Gift Giving and Climate Changing

12/20/09 | by slowfoodsf | Holiday Gift Ideas

“A Grudging Accord.” That is what the New York Times called the tenuous, non-binding agreement produced out of the United Nations conference on climate change. The final document consisted of only 12 paragraphs. For those of us concerned with the climate or simply living on this planet, the news is incredibly disheartening. But is it unexpected? President Obama cannot commit legally to anything without Senate approval. Furthermore, the meeting went on without once trying to understand why all previous goals had not been met.
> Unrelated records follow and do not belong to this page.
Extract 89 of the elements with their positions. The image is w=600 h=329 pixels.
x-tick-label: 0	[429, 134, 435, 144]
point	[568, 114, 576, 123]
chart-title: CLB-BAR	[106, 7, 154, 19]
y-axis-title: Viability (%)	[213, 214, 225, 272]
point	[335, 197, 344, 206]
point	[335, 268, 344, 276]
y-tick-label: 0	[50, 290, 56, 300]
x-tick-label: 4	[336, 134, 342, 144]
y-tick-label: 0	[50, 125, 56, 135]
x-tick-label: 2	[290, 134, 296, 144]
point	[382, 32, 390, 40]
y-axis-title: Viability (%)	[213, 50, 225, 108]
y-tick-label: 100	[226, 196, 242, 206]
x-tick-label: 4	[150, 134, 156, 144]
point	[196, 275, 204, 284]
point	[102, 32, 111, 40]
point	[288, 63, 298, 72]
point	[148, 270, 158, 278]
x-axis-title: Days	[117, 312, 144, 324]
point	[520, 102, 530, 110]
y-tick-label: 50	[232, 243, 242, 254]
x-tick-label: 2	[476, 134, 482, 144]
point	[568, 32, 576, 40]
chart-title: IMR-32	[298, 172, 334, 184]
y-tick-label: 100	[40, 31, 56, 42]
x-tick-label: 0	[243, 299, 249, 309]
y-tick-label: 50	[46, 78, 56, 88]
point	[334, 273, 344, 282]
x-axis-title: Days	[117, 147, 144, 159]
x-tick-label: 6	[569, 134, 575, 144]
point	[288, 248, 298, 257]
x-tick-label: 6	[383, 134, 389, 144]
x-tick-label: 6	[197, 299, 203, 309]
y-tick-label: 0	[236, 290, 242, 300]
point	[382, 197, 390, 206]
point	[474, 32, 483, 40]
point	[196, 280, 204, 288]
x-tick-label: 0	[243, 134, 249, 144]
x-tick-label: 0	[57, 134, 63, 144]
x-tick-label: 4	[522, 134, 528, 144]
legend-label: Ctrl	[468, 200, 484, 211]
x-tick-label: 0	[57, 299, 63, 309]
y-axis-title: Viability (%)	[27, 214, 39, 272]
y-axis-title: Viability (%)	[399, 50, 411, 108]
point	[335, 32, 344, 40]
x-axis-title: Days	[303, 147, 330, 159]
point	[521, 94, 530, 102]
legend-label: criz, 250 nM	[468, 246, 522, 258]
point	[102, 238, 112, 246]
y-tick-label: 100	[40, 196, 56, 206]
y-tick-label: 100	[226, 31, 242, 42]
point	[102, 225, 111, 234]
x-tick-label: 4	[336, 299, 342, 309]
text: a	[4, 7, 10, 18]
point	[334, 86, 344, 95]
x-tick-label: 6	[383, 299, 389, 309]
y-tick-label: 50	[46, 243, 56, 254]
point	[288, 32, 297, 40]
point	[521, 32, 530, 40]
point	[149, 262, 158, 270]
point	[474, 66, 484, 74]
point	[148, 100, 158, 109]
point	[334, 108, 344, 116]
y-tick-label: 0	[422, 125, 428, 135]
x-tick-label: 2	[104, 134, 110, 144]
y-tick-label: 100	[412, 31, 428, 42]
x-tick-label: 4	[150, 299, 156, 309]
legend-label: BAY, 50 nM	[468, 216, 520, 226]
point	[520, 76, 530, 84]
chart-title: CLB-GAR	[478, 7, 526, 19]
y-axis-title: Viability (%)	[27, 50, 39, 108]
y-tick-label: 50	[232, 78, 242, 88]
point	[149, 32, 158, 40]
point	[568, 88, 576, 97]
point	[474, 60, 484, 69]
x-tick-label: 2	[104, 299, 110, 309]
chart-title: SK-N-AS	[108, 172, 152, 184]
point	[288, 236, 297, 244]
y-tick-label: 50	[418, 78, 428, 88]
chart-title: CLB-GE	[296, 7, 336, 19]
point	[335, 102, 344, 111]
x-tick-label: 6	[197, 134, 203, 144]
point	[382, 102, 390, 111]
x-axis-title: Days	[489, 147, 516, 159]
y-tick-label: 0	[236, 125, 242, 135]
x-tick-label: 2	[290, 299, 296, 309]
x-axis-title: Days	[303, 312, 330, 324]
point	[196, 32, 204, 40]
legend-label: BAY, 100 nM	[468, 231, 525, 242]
The biggest issue on the table was greenhouse gas emissions but the issues outside the meeting printed across posters were much more diverse, speaking to agricultural reform, social justice, reforming or abolishing organizations like the World Bank, biodiversity, and more. The president acknowledged that there is more work to do. Perhaps we need to help our representatives figure out what that work can look like.
I thought about all this last night while visiting my farmer friend Steve to listen to some accordion music. In the Minnesota winter, there isn’t much for him to do on the farm so he uses his space to host talks and performances for the community. Steve spoke to the crowd about the incredible year we have had, the incredibly frustrating year the country has had. But we should not forget in the midst of these long conversations on health care and climate change the thinking behind the Nobel Prize Committee decision to give President Obama the Nobel Peace Prize. It was given specifically for his commitment to reducing nuclear arms and responding to climate change. But I think it was more broadly given to the American people for their renewed commitment to global participation and to themselves. Throughout the election process, Americans learned to listen to each other’s stories. The people we thought we knew. The problems we thought we understood. All of this was rethought. We have to remember what it feels like to treasure our responsibility to each other and we have to find a way to connect that to action.
And though the end-of-year-holidays bring a time for reflection, it more often than not becomes bogged down in presents and events and a life that feels unsustainable, emotionally and environmentally. So when my eco-conscious friend calls to ask if I’ve read any good defenses of gift giving because she wants to give something to her boyfriend who is armed with all the rational arguments against such an act, I have to admit I haven’t. But I firmly believe that beneath all the wrapping paper, our gifts speak to two vital human tendencies. First, a gift serves as a reminder, a brilliant celebration, of the fact that our relationships are not rational. Our love is not quantifiable. Our commitment to understanding another person is explained only by a wordless contemplation of the broad night sky. And second, a gift acts as a material manifestation of a promise. Much like the exchange of wedding rings, a gift acts as an undeniable marker of our mutual bonds to each other. I believe that it reminds us of the work we have yet to do, the long road ahead that President Obama is only beginning to tread. We must walk it together.
So as the year and debates wind down, we note that familiar feeling that something is left unfulfilled, that the gifts we truly wanted to give our loved ones, peace, health, and community, are difficult to find. But we go ahead and exchange gifts anyway as if to say, “do not give up.” And so we won’t.